The Land, Infrastructure and Transport Ministry has conceded in a white paper that its explanations of the need for and efficacy of public works projects have been inadequate, according to an outline of the paper obtained Wednesday by Kyodo News.
In the outline, the ministry vows to increase efforts to explain such projects more clearly.
"It is undeniable that our efforts to explain the necessity and effectiveness of public works projects have been inadequate in some aspects," says the outline of the planned white paper on government infrastructure and transportation policies.
The paper, to be released in mid-February on CD-ROM, will be the first since a major governmental restructuring in early 2001 merged the Construction Ministry, the National Land Agency and the Transport Ministry into the Land, Infrastructure and Transport Ministry.
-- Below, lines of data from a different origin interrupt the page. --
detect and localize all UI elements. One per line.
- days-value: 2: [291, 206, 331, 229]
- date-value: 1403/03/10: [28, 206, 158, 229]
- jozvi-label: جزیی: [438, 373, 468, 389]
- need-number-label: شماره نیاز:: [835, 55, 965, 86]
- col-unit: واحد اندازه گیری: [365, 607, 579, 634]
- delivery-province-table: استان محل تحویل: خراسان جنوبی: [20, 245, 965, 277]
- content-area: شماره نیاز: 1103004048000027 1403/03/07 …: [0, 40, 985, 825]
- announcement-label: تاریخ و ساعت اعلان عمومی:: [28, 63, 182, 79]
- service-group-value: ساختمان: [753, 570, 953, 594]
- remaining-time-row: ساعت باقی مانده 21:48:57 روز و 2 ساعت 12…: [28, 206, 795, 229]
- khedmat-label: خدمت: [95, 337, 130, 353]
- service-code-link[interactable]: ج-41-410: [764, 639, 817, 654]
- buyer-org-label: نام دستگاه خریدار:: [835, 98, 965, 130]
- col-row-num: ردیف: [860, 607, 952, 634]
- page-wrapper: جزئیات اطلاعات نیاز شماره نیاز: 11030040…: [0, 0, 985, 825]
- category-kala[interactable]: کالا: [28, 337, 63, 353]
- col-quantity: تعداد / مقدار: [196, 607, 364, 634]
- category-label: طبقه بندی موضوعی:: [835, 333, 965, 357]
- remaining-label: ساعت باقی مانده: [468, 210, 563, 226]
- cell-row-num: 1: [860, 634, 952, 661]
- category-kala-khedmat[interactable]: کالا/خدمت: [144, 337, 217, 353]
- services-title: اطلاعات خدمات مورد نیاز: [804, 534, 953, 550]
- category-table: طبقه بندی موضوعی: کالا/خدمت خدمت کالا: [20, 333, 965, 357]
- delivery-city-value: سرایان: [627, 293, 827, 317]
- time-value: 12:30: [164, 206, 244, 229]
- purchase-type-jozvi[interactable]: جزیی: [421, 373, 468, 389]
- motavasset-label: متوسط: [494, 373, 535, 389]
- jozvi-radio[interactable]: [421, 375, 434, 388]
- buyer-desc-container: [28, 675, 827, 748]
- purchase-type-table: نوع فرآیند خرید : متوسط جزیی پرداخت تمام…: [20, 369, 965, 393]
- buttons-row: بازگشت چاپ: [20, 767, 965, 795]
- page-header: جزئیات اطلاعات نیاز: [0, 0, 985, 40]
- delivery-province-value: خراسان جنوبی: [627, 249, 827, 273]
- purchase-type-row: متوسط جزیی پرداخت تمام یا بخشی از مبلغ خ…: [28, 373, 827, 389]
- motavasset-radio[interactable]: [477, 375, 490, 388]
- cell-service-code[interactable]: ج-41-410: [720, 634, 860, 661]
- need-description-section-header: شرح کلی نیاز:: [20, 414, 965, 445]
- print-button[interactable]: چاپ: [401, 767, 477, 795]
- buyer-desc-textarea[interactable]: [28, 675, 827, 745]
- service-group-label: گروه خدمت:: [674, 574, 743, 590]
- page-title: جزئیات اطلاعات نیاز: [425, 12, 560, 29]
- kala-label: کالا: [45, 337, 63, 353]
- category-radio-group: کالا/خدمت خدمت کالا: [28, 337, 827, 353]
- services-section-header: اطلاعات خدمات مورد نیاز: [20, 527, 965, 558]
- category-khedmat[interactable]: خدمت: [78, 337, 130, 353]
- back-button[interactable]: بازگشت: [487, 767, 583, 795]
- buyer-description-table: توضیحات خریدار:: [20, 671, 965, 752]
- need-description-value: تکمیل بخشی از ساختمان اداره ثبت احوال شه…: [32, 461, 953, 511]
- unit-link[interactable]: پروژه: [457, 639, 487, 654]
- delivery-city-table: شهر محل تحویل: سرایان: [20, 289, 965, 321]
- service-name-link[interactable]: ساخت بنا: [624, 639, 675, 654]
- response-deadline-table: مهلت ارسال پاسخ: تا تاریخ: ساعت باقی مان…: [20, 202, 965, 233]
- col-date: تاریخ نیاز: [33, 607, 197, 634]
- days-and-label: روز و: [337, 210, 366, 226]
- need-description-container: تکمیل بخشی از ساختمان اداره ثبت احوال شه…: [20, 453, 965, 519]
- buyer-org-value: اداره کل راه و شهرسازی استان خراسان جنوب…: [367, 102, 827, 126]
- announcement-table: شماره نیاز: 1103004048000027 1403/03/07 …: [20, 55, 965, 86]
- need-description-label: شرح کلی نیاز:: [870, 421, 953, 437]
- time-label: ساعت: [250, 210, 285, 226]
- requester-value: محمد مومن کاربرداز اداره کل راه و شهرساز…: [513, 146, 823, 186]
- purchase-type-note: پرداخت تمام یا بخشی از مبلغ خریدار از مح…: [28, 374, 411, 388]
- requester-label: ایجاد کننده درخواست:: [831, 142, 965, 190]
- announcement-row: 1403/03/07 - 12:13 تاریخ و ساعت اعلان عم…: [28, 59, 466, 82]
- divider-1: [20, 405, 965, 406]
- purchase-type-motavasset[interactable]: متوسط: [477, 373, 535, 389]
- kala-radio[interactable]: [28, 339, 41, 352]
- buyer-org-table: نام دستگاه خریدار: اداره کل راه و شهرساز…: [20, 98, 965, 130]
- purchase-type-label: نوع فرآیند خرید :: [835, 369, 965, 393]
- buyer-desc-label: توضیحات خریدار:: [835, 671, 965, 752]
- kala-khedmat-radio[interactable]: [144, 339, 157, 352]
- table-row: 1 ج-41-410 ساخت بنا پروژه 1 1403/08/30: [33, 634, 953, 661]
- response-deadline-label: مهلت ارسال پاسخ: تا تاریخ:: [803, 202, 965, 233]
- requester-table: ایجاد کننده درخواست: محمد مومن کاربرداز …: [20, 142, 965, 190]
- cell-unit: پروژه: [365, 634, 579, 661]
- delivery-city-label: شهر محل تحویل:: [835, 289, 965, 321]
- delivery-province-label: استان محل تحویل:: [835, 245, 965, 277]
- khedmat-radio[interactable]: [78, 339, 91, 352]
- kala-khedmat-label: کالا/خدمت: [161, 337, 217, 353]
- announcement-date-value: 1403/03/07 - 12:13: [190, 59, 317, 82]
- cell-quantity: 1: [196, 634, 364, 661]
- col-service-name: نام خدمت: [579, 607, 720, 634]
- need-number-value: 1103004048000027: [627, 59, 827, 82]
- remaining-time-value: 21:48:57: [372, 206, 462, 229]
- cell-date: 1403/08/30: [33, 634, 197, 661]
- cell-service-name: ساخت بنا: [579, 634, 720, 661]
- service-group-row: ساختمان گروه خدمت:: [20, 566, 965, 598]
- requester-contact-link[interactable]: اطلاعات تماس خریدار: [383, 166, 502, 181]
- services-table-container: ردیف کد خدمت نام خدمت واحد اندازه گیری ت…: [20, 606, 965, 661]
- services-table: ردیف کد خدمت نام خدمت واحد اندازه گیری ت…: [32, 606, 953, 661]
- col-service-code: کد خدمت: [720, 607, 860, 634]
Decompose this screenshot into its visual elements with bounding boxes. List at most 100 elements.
The outline says the accuracy of techniques for forecasting traffic volume and highway tolls on planned expressways needs to be improved because it will be the taxpayers who pay the difference between the predicted and actual toll revenues.
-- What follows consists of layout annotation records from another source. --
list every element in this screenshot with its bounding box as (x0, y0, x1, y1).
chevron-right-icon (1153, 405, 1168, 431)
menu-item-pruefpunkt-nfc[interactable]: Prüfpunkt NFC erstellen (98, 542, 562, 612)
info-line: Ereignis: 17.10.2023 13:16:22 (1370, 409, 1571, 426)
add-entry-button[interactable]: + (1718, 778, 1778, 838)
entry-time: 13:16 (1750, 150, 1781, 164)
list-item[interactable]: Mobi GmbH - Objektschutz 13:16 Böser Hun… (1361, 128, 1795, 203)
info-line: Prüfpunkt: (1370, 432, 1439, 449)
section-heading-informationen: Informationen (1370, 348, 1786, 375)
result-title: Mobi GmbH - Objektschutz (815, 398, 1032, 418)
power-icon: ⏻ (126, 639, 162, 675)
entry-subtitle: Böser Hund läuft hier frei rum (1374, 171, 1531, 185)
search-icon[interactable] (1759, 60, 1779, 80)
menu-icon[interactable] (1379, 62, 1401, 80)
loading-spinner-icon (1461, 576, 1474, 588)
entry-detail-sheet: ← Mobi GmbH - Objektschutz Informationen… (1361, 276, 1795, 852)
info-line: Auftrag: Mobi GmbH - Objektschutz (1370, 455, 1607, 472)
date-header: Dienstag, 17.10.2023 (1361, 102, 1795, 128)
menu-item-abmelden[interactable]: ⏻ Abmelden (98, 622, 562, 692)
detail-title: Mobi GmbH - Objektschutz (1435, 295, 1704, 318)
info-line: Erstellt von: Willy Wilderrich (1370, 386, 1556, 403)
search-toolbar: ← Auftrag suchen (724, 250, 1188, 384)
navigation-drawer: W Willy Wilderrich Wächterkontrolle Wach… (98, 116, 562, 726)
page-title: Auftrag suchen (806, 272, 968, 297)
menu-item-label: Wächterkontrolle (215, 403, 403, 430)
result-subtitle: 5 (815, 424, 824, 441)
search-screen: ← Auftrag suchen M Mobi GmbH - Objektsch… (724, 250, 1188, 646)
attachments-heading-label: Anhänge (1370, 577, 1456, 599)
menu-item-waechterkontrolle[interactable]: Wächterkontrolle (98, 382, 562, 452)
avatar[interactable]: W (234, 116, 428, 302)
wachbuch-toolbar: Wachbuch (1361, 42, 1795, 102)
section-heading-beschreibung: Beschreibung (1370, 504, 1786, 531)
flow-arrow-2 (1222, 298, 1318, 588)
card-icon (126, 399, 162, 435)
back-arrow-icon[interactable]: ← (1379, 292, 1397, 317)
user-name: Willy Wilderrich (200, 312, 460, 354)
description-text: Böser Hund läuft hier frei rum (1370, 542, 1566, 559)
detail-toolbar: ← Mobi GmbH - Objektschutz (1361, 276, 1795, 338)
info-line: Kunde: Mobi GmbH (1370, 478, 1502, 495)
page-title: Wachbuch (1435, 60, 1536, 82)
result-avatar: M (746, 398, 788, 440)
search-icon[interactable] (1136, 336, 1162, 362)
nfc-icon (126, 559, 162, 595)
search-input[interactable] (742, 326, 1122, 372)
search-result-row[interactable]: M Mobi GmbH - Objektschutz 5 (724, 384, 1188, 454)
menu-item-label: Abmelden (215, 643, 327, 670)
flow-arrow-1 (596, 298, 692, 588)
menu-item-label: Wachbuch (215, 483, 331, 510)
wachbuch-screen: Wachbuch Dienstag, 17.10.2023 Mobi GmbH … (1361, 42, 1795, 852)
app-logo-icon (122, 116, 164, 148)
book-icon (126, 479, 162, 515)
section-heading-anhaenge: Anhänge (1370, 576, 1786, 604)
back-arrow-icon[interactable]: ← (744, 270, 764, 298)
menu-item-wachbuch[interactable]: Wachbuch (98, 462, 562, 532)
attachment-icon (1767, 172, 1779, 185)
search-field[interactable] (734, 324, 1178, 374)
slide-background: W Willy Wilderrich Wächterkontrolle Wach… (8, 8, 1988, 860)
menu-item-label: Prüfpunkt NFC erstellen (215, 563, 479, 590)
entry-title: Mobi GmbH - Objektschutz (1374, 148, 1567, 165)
A select group of public works projects must be emphasized, and related costs must be cut in view of the fiscal constraints on the national treasury, the outline states.
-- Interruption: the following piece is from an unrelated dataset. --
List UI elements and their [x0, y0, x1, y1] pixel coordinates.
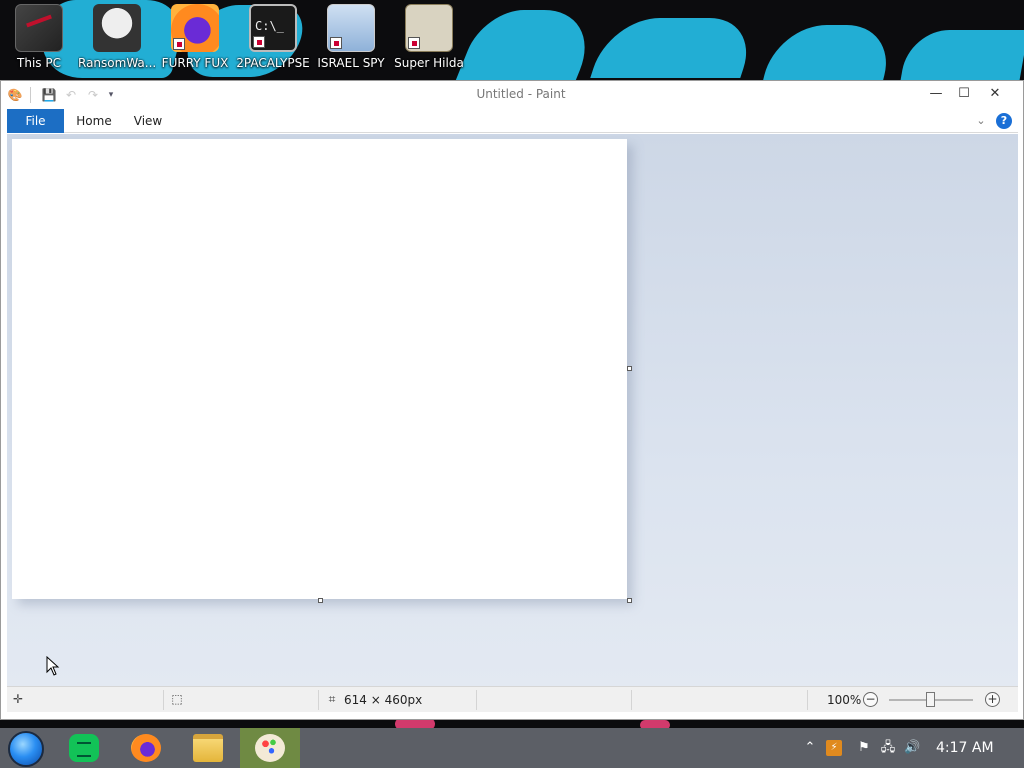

But the outline rejects criticism that the usefulness of public works in expanding the economy has eroded.
Japan's ballooning government debt -- the largest in the industrial world -- has been caused chiefly by the state's use of fiscal spending packages to rev up the faltering economy and by the nation's swelling social welfare expenditures, it adds.
Another reason is that the recent recessions have eaten into tax revenues.
"Construction companies that carry out public works projects have acted as providers of employment opportunities," it says.